Other Common Names
The variety of rainbows has resulted in a variety of colors, hues and markings. Normally the back is olive-green with a silvery cast on its sides fading to a silvery-white belly. Apinkish or light rosy red band extends from its cheek to near its tail. Normally, they are well spotted with black spots, but vary from large spots to tiny specks to no markings at all.
Well established in streams of the southwestern region of the state and are found in a myriad of mountain streams in western Virginia. Lakes: Moomaw. Rivers and Streams: Smith River, Elk Creek, Dan River, Potts Creek, Cripple Creek, Roanoke River, Little Reed Island Creek, Jackson River, Crooked Creek and Big Tumbling Creek, and many others on both sides of the Blue Ridge. Some good wild streams are Whitetop Laurel, Fox Creek, and the South Fork Holston River.

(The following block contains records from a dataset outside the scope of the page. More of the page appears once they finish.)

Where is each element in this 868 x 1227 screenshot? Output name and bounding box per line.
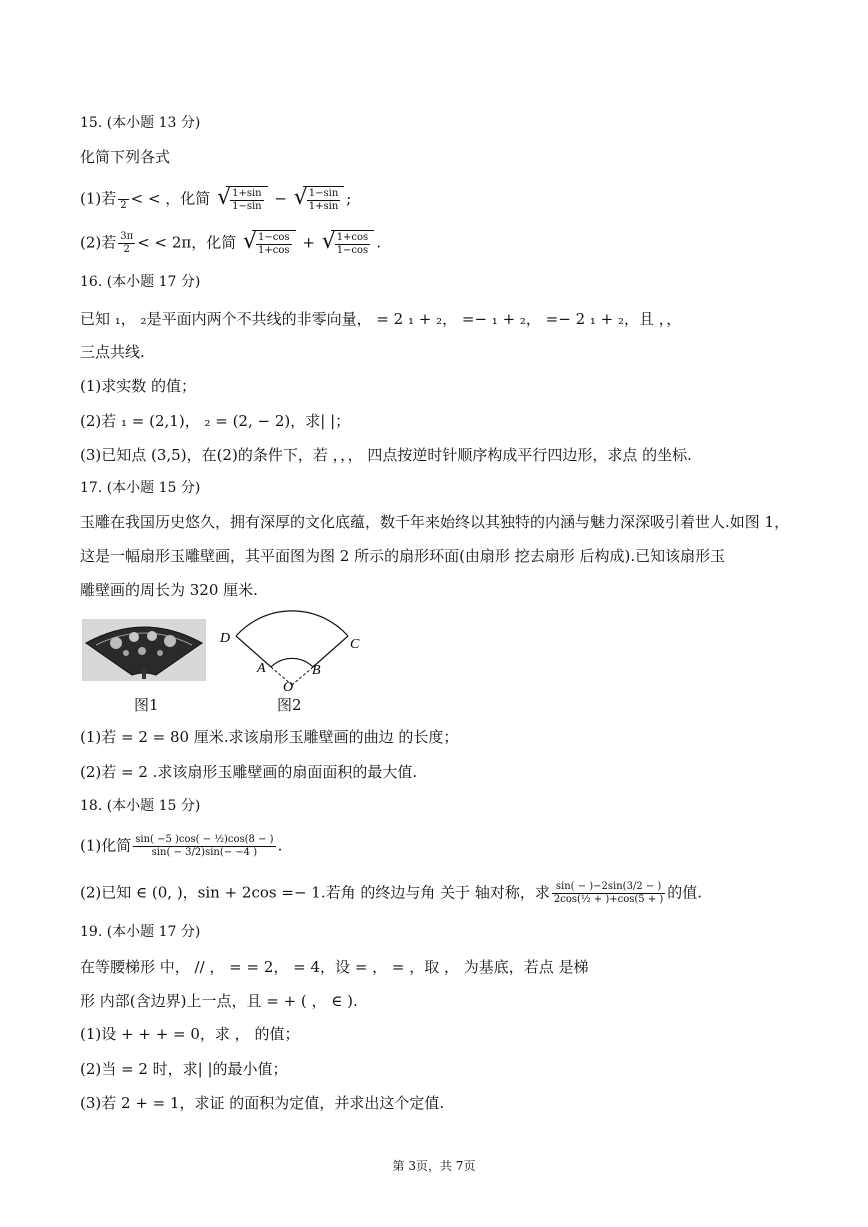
q15-p2-sqrt1: √ $\frac{1-\cos}{1+\cos}$ xyxy=(243,230,296,257)
label-d: D xyxy=(220,631,231,646)
q15-p2-sqrt2: √ $\frac{1+\cos}{1-\cos}$ xyxy=(322,230,375,257)
q15-p2-cond: < < 2π，化简 xyxy=(137,233,237,252)
q15-header: 15. (本小题 13 分) xyxy=(80,115,201,131)
q18-p1-end: . xyxy=(277,836,283,855)
q18-p1-fraction: $\frac{\text{sin( −5 )cos( − ½)cos(8 − )}}{\sin( - 3/2)\sin(- -4 )}$ xyxy=(135,834,274,858)
q17-line1: 玉雕在我国历史悠久，拥有深厚的文化底蕴，数千年来始终以其独特的内涵与魅力深深吸引着世人.如图 1， xyxy=(80,513,790,531)
fan-jade-carving-photo xyxy=(82,619,206,681)
figure1-caption: 图1 xyxy=(134,696,159,714)
q16-part1: (1)求实数 的值； xyxy=(80,377,197,395)
q18-p2-fraction: $\frac{\sin( - )-2\sin(3/2 - )}{\text{2cos(½ + )+cos(5 + )}}$ xyxy=(553,881,664,905)
q17-part2: (2)若 = 2 .求该扇形玉雕壁画的扇面面积的最大值. xyxy=(80,763,418,781)
q15-p1-end: ; xyxy=(346,189,352,208)
q15-p1-sqrt2: √ $\frac{1-\sin}{1+\sin}$ xyxy=(294,186,345,213)
q18-p2-end: 的值. xyxy=(667,883,703,902)
q16-line1: 已知 ₁， ₂是平面内两个不共线的非零向量， = 2 ₁ + ₂， =− ₁ + ₂， =− 2 ₁ + ₂，且 ，， xyxy=(80,310,682,328)
label-c: C xyxy=(350,637,360,652)
figure2-caption: 图2 xyxy=(277,696,302,714)
q16-part2: (2)若 ₁ = (2,1)， ₂ = (2, − 2)，求| |； xyxy=(80,412,351,430)
q16-header: 16. (本小题 17 分) xyxy=(80,274,201,290)
segment-bo xyxy=(292,667,313,685)
q15-p2-plus: + xyxy=(302,233,315,252)
q15-part2 xyxy=(80,230,381,257)
q15-p1-minus: − xyxy=(274,189,287,208)
label-b: B xyxy=(312,663,321,678)
q17-part1: (1)若 = 2 = 80 厘米.求该扇形玉雕壁画的曲边 的长度； xyxy=(80,728,459,746)
q15-p1-cond-fraction: 2 xyxy=(118,187,128,212)
q15-p2-end: . xyxy=(376,233,381,252)
q15-p2-prefix: (2)若 xyxy=(80,233,117,252)
segment-da xyxy=(236,636,271,667)
q15-p1-cond: < < ，化简 xyxy=(130,189,211,208)
arc-dc xyxy=(236,611,348,636)
q15-part1 xyxy=(80,186,351,213)
q15-intro: 化简下列各式 xyxy=(80,148,171,166)
arc-ab xyxy=(271,658,313,667)
q18-p2-text: (2)已知 ∈ (0, )，sin + 2cos =− 1.若角 的终边与角 关于 轴对称，求 xyxy=(80,883,550,902)
q16-line2: 三点共线. xyxy=(80,343,145,361)
q19-part2: (2)当 = 2 时，求| |的最小值； xyxy=(80,1060,288,1078)
label-o: O xyxy=(283,680,294,693)
q18-header: 18. (本小题 15 分) xyxy=(80,798,201,814)
q17-line3: 雕壁画的周长为 320 厘米. xyxy=(80,581,258,599)
q19-header: 19. (本小题 17 分) xyxy=(80,924,201,940)
q19-part3: (3)若 2 + = 1，求证 的面积为定值，并求出这个定值. xyxy=(80,1094,445,1112)
q19-line1: 在等腰梯形 中， // ， = = 2， = 4，设 = ， = ，取 ， 为基底，若点 是梯 xyxy=(80,958,589,976)
q19-part1: (1)设 + + + = 0，求 ， 的值； xyxy=(80,1025,300,1043)
q15-p1-prefix: (1)若 xyxy=(80,189,117,208)
page-footer: 第 3页，共 7页 xyxy=(392,1159,476,1173)
q16-part3: (3)已知点 (3,5)，在(2)的条件下，若 ，，， 四点按逆时针顺序构成平行四边形，求点 的坐标. xyxy=(80,446,692,464)
sector-ring-diagram xyxy=(212,598,372,693)
q18-part2 xyxy=(80,881,702,906)
q15-p2-fraction: $\frac{3\pi}{2}$ xyxy=(120,231,134,255)
q15-p1-sqrt1: √ $\frac{1+\sin}{1-\sin}$ xyxy=(217,186,268,213)
q17-header: 17. (本小题 15 分) xyxy=(80,480,201,496)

Hits dry flies, wet flies, streamers, nymphs, small spinners and spinner-bucktails, spoons, as well as worms, live nymphs, minnows and salmon eggs. Hatchery trout readily take kernel corn and colored marshmallows. Berkeley Power Baits that give off a scent and can be shaped on the hook are used extensively by anglers.
Eats a variety of aquatic and terrestrial life. Large rainbows will eat small fish, but their main diet is invertebrates. In very cold climates, they ingest minute aquatic organisms through fine gill-rakers.
Originally native to the western slope of the Rockies. Successfully introduced into eastern streams including those in Virginia. Most Virginia rainbows are in fast flowing, larger streams and constitute the backbone of the Department’s stocking program.
The majority of rainbows in Virginia are stocked fish. There are a good number of wild fish in Mount Rogers Area streams. When spawning occurs it is at the lower ends of pools or in riffles where the female digs out a spawning bed or “redd.” Rainbows in their natural state spawn in spring.